福留は今季「43試合・.154・1本・12打点・12安打」と不振にあえいだが、これまでに古巣の中日を筆頭に複数球団が代打を軸とした起用や、他選手への打撃指導といったメリットを見込み獲得調査を進めていると伝えられている。また、これらの報道では今季年俸約1億3000万円(推定)からどこまで減額に応じられるかも移籍実現に向けたポイントになるとみられている。
今季成績や来年44歳になることを踏まえると、各球団は少なくとも約1億円ダウンの5000万円以下の年俸で獲得を想定しているとみられている福留。ネット上には「これまで相当稼いでるから、多少の減額にはビクともしないだろう」、「年俸はいくらでもいいって気持ちなんじゃないの?」といった声が多いが、一方で一部からは「過去に大揉めしたことある福留が大幅減額に応じるのか?」といったコメントも挙がっている。
今季までのプロ22年間で、報道されている金額だけを見ても約75億円以上の年俸を受け取っている福留。どれだけ所属球団に評価されてきたかを如実に物語っているといえるが、過去にはその年俸を巡り球団側と“銭闘劇”を繰り広げたことがある。
騒動が起こったのは、中日時代の2006年オフの契約更改。当時プロ8年目・29歳の福留は、同年太ももの故障もあり16試合を欠場しながらも「.351・31本・104打点・174安打」で自身2度目の首位打者を獲得。

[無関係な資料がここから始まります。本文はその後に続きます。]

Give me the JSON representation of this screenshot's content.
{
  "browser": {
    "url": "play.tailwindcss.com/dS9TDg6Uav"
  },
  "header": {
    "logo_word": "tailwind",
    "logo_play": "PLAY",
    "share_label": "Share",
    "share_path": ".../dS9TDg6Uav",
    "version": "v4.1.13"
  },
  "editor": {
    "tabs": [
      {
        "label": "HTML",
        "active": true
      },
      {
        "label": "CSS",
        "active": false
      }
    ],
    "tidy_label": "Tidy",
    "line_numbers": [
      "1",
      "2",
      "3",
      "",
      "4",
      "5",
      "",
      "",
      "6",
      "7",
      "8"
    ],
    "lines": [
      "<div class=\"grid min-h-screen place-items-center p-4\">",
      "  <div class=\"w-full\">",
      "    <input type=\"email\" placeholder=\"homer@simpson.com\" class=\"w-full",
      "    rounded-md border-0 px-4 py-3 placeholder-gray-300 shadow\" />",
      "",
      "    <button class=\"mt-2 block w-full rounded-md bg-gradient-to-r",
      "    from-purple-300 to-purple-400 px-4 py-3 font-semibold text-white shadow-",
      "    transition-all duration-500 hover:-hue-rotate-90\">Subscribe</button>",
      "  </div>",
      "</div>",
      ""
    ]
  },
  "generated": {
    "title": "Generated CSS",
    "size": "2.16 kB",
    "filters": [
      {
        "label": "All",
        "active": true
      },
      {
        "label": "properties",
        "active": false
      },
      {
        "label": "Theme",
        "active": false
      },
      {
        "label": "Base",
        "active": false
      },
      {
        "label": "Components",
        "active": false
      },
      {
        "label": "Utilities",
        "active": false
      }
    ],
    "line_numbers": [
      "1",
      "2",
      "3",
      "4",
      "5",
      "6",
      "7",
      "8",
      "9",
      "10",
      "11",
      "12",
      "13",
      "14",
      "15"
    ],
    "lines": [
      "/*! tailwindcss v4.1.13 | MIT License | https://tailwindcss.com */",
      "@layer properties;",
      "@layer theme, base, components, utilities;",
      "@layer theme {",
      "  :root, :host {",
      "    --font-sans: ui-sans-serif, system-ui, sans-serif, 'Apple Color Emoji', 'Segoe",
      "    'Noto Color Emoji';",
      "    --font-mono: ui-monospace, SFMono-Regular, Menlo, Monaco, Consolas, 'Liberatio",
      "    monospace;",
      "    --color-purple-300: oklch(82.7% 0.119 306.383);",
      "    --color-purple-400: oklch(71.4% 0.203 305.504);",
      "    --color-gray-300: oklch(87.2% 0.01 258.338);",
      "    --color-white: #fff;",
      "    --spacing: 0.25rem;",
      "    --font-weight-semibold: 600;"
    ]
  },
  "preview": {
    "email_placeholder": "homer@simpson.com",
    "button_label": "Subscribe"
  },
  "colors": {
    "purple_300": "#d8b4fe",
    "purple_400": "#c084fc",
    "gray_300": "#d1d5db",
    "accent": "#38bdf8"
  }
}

この成績を中日側も評価し、オフの契約更改では前年から約1億2500万円アップとなる年俸約3億8000万円(同)を提示した。
ところが、交渉前から「評価は言葉ではなく金額」と大幅アップを暗に求めていた福留は、球団側の提示を受け入れずサインを保留。当時の報道によると4億円を希望していたという福留は、「言葉が出ませんでした。あ然とした」、「これ以上の成績を求められても僕自身苦しい。一番いいと思った年。その評価としてはちょっと低いと思う」、「『球団としては精いっぱい』と言われたが、いくら言葉で最大限の評価をしたと言われてもね」と公然と球団を批判した。
ただ、球団側も故障で16試合を欠場していることや、既に年俸約3億9000万円(同)で契約更改していた守護神・岩瀬仁紀を超える金額は出せないことを理由に譲歩せず。その後、複数回の再交渉を経て、既に春季キャンプが始まっていた翌2007年2月下旬にようやく年俸約3億8500万円(同)で両者合意に至った。
それまでの言動に加え合意後も「ユニホームを着て野球をしたいのでサインしました」と不服そうなコメントを口にした福留に対し、当時のファンは「4億近い年俸でも不満ってどれだけ銭ゲバなんだ」、「あんだけ好き勝手言っておいて結局500万しか上積みなかったのはダサい」と猛バッシング。なお、福留がそれまで2004年オフ、2005年オフと2年続けて契約更改でゴネていたこともバッシングが強まった要因とみられている。
こうした経緯があるだけに一部ファンから新天地探しが難航するのではと心配されている福留だが、どうしても現役を続けたいのであれば年俸の大幅減額は避けて通れないことは濃厚。昨季限りで阪神を退団しその後ロッテに入団した鳥谷敬は、年俸が前年の約4億円(同)から実に約3億8400万円ダウンとなる約1600万円(同)となっているため、福留も鳥谷と同程度の金額となることを覚悟しなければいけないかもしれない。
前述した通算成績をはじめ、実績・経験については申し分ない福留。かつて銭ゲバとまで呼ばれた年俸面のこだわりをどれだけ捨てられるかが移籍実現を左右するのかもしれない。